Technology is everywhere! While it is a wonderful thing, there comes a point when it becomes too much. Since the dominance of technology is still so new, the effects of screen time have not been thoroughly studied. However, it does not take an in-depth study for some of the effects of extended screen time to be seen.
Here Watch This
Sometimes the kids are bouncing off the walls at the exact moment we parents need a little peace and quiet so we hand them a device. It has happened to the best of us. And, once in a while there is nothing wrong with it in our amped-up, technology driven world it is happening too often. As today’s children become teenagers and young adults, they are missing the interpersonal skills needed to effectively communicate. Sixty-two percent of teens admit the internet helps them function. They also do not know what to do in the absence of technology. Imagination is becoming outdated. However when parents can be reported to child services for allowing their children to experience unsupervised moments, it can be a precarious line to balance.

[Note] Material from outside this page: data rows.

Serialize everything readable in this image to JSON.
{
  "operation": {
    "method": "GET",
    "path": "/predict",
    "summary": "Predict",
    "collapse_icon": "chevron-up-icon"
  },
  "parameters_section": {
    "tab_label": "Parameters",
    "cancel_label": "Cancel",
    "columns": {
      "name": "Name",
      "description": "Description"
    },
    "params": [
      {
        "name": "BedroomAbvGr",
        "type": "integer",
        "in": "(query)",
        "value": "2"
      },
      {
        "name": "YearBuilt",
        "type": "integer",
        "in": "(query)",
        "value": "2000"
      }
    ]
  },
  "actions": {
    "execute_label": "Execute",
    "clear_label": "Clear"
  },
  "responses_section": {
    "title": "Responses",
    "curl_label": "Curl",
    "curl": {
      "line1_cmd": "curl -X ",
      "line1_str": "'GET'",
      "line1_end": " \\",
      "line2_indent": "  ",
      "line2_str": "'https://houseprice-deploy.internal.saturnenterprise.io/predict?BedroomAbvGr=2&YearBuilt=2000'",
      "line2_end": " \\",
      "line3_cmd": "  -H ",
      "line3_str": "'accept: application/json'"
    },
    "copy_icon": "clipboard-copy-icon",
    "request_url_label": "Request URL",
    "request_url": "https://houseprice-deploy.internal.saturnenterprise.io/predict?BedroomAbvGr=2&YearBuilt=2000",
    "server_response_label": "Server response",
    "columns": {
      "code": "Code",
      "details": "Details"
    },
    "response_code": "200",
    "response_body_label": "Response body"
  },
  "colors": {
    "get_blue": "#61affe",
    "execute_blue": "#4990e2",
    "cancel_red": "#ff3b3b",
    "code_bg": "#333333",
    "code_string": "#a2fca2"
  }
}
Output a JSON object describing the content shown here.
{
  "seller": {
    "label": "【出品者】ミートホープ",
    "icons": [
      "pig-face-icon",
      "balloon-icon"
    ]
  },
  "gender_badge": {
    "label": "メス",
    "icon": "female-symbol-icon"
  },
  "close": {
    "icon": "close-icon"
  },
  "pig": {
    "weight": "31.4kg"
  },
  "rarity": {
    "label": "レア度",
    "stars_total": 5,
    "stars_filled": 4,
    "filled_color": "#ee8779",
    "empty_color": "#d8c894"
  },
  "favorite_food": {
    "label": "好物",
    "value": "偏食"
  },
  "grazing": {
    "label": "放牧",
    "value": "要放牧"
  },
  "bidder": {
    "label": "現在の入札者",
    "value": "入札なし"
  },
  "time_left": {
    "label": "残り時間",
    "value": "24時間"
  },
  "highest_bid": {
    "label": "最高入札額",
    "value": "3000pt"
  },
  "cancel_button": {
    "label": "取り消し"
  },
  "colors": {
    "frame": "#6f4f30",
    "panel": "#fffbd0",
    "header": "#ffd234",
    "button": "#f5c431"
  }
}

The Line Is Imaginary But The Consequences Are Real
In 2010, the Kaiser Family Foundation studied the problem and found 8- to 10-year olds spend around 8 hours a day immersed in at least one form of media. Beyond 10-years old, our kids are spending more than 11 hours a day plugged into a device. More than a few studies have confirmed our kids are allowed too much screen time. Interestingly enough these studies are finding our kids are learning to multitask but it is at the expense of critical thinking and real world problem solving. From communication skills to emotional intelligence to physical health our children are suffering in front of screens. Media has become a full-time job for which they receive no compensation either financial or experiential.
Let’s Take A Look Back
At the turn of the nineteenth century American children were working in factories. Let’s be clear…I am not advocating children need to work in factories. At some point, we rightfully decided working was bad for them. A little more than 100-years later, our kids are locked to a screen for the same length of time. However, if we compare the two activities side by side at least the working children were gaining some valuable skills. There is no merit to achieving the high score on the latest bloody, violent video game. We cannot afford to wait for the same moral uprising which prevented our kids from working in factories.
A Peaceful Co-Existence
Teaching our kids the importance of technology is crucial to their future. Yet, we need to find ways for them to learn without allowing it to become the new addiction. We have taken time to teach our kids about internet safety but we are falling short of teaching them how to balance the virtual world with the real one. Devices should never be a substitute for parenting.
- Set limits on mindless game playing
- Encourage real world engagement
- Teach them to use technology for learning
- Caution your teens about internet addiction
- Help your teen separate virtual from reality
- Do not allow devices in bedrooms
- Remove technology from your vehicle
- Put your own devices away
Parents, these great tips will only work if you are also being a good example. Your teens watch you more than you realize. If you tell them too much screen time is bad for them as you are looking over the top of your own device, they will roll their eyes. Show them you mean it by pulling the plug and remembering life before the lure of the World Wide Web.